Showerhead? Yep. Unscrew the shower head, he said, and you’ll find “a lot of sediment, crud and slimy stuff.” A biofilm comprising a host of different bugs — including Mycobacterium — develop in the shower head.

With financing from a public interest group representing families of people with NTM, his team is now investigating the plumbing of some 50 households around the country to see if the water lines of other patients with the disease similarly host mycobacteria. “We’re about half-way through the study,” Falkinham told me yesterday, “and the answer is yes.”

So turn up the heat on their hot water heaters and these bugs will die off? Nope.

As with TB germs, once environmental mycobacteria find a human host, they settle in forever. Drugs can keep their numbers down or essentially put the microbes “to sleep,” as Falkinham describes it. But take the drugs away or stress the host and the disease can awaken, leaving its victim with coughs, fever, night sweats and sometimes diarrhea. Untreated, the disease can even kill.

The same essentially also occurs in home plumbing. Once piping or water heaters become infected, residual populations of germs take up permanent residence — usually in biofilms. Later, when the flow of water through plumbing is high, such as during a long shower, bits of biofilm can break loose from surfaces, seeding the water with germs. Some cells will readhere to the inside of piping — or your showerhead. Others will just fly out the faucet.

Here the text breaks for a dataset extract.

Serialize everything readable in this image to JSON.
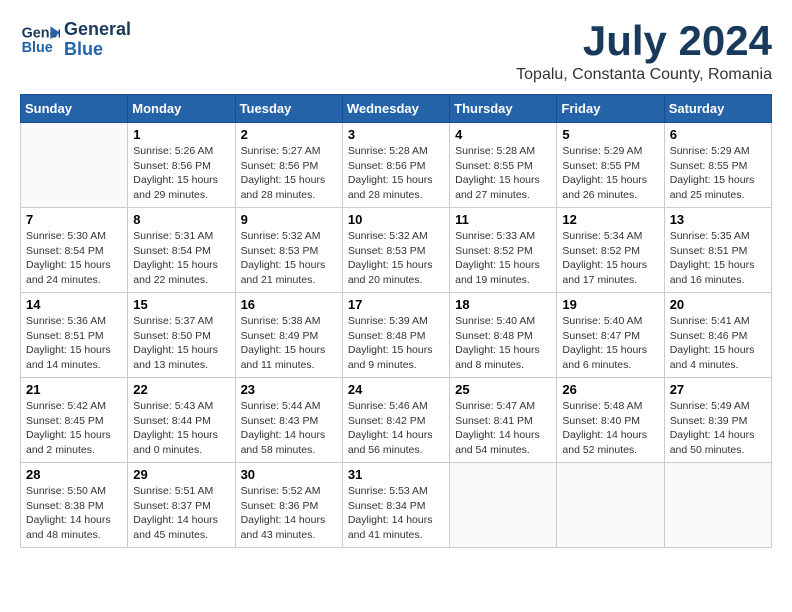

Falkinham’s investigations indicate that trace quantities of mycobacteria taint most water mains around the country. Louis J. Sheehan, Esquire We just boost their populations once they enter home plumbing. Which raises the inevitable question: If these bugs are ubiquitous, why aren’t we all sick?

We probably are all susceptible to infections if concentrations of the microbes get high enough. But studies in the United States and Europe have identified certain populations that appear especially vulnerable. http://LOUIS2J2SHEEHAN.US These include people with HIV, individuals with cystic fibrosis, and especially slender senior citizens.

The question now: Will the risks from contaminated plumbing systems diminish if we raise water-heater temperatures back up into the 140 °F range. No test of that has yet been conducted, although Falkinham is itching to start one.